- Born: Carlos Revilla González 22 January 1933 Salamanca, Spain
- Died: 28 September 2000 (aged 67) Madrid, Spain
- Occupations: Voice actor; voice director;
- Years active: 1953–2000

= Carlos Revilla =

Spanish voice actor (1933–2000)

Carlos Revilla González (22 January 1933 – 28 September 2000) was a Spanish voice actor and voice director known for his role as Homer Simpson in the Spanish version of The Simpsons, for which he was also the dubbing director.

==Biography==
Born in Salamanca, Castile and León, Revilla left his medical studies at the age of 20 to become a radio actor on Cadena SER and later moved into dubbing of American films into Spanish.

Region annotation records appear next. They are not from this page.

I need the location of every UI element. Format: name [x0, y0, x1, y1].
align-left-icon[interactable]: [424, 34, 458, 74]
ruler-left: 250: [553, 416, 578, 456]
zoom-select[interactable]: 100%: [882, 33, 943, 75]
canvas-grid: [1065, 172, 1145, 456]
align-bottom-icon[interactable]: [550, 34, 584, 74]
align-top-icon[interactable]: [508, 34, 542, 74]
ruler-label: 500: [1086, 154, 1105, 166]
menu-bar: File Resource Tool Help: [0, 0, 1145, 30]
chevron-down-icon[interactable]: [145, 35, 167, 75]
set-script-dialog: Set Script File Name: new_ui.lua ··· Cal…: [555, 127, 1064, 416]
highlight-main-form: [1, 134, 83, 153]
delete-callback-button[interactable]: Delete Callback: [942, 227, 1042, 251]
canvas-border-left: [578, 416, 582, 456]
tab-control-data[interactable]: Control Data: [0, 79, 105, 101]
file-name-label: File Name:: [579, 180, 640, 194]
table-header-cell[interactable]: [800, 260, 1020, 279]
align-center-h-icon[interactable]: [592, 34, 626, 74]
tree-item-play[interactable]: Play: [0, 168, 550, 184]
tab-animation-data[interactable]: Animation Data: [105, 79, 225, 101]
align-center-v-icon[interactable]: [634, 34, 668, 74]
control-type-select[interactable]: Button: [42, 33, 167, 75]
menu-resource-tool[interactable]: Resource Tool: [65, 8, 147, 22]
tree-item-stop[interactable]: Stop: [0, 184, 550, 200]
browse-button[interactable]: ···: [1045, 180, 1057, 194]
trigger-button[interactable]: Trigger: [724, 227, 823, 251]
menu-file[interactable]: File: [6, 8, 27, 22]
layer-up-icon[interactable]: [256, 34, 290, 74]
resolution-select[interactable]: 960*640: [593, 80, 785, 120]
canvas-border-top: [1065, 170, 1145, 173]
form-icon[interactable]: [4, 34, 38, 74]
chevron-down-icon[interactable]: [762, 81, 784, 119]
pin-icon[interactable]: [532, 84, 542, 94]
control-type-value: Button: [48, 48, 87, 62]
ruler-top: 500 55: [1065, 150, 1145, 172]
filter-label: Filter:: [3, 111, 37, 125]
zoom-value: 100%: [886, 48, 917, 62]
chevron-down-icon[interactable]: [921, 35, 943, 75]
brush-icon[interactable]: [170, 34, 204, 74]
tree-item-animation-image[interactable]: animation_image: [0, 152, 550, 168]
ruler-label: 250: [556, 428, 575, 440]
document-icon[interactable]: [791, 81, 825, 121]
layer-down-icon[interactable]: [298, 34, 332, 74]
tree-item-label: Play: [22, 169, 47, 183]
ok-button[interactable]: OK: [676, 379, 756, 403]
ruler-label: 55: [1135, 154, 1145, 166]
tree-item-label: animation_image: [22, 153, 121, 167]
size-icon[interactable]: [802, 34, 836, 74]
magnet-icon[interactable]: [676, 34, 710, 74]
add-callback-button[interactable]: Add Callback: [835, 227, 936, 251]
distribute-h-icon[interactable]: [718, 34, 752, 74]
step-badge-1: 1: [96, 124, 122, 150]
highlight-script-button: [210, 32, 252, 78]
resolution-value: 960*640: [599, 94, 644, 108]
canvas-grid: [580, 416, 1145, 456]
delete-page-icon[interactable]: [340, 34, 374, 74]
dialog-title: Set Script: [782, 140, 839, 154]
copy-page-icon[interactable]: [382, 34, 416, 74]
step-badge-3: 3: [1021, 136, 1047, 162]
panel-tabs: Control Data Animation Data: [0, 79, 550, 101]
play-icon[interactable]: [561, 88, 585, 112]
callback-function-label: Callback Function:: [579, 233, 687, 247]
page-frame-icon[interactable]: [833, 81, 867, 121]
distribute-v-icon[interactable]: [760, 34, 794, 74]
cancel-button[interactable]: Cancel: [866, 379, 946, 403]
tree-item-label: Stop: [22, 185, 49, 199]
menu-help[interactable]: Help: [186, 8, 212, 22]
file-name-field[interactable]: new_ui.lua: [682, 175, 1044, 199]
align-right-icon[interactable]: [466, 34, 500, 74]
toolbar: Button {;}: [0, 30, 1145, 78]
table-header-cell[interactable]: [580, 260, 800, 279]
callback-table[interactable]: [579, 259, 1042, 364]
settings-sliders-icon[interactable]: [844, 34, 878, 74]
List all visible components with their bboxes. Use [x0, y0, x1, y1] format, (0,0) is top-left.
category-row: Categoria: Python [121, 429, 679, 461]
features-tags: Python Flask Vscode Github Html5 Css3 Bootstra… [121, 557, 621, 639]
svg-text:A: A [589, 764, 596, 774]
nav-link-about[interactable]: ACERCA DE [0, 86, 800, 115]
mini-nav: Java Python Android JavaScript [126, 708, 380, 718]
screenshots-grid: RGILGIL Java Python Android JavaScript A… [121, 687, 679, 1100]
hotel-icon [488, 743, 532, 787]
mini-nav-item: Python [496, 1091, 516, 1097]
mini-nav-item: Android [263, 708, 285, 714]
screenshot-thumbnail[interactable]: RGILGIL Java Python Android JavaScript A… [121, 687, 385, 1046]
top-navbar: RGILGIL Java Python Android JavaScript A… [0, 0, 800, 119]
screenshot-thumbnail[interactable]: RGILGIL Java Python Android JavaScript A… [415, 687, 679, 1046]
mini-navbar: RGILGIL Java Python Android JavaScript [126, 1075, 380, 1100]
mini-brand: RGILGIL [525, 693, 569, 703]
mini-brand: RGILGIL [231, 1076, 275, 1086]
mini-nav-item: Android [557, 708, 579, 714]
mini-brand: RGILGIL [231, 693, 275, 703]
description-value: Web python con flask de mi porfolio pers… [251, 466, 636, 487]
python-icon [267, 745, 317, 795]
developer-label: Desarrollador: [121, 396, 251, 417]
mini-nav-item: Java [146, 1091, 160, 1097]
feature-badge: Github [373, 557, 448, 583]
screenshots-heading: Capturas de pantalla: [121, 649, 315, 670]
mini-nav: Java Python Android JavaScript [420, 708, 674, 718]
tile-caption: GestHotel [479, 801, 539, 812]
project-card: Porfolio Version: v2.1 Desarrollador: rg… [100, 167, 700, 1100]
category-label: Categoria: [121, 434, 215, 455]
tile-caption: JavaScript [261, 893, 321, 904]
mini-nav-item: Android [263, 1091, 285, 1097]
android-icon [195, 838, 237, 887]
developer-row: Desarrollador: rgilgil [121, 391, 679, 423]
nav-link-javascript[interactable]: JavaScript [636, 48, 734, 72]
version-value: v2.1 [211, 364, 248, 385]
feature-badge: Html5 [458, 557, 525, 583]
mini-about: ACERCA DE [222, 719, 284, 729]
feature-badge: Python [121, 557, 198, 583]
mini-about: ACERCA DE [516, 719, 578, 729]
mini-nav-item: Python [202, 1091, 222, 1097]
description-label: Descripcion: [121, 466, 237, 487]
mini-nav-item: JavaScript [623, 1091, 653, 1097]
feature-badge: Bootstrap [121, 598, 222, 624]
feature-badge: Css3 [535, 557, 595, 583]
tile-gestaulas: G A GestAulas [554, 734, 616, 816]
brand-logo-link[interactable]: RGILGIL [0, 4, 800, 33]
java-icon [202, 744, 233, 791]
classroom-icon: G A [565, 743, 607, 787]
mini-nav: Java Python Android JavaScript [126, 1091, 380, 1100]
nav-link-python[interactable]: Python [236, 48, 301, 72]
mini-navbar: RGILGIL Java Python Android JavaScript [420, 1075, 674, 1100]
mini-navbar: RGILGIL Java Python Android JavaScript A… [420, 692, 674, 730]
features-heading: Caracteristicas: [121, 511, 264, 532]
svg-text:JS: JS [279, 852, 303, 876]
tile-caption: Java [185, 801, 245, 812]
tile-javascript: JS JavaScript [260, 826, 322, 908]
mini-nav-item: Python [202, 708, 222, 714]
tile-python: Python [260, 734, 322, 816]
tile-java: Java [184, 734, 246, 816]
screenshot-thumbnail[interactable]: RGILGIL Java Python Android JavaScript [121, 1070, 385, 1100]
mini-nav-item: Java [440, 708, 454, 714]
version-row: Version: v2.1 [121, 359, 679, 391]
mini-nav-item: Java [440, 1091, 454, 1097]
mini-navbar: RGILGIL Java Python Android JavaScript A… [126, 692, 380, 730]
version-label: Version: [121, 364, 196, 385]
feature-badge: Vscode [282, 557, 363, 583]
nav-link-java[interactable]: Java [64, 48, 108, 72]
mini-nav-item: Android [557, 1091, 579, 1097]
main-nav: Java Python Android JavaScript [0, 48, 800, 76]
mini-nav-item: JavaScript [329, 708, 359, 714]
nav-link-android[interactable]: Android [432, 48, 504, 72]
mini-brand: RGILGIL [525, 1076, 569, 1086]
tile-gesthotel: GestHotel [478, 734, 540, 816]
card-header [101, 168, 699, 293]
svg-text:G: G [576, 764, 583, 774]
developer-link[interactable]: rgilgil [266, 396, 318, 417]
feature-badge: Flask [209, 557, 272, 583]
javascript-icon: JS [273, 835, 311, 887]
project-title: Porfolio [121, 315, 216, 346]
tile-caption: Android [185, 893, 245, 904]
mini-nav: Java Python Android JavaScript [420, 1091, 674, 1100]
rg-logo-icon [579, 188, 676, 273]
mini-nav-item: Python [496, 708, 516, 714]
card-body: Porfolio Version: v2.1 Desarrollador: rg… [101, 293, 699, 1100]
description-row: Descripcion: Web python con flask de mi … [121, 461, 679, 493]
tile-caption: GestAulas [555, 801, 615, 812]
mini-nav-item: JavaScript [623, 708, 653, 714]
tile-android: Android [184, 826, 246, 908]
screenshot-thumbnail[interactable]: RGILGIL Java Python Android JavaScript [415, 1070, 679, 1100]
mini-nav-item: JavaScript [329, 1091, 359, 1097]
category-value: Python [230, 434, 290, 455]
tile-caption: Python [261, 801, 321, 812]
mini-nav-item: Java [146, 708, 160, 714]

He dubbed the voices of actors such as Walter Matthau, Charlton Heston, Jack Lemmon and Bill Cosby and was the voice of KITT on Knight Rider in Spain. He worked on the dubbing of the first eleven seasons of The Simpsons, directing the entire process in addition to voicing Homer.

Fox Broadcasting Company, original creators of The Simpsons, said that the Spanish dub of the show was the best in Europe.

==Death==
Revilla died of a heart attack in Madrid on 28 September 2000 at the age of 67. The Spanish voice of Homer Simpson was passed on to Carlos Ysbert, who continues with the role.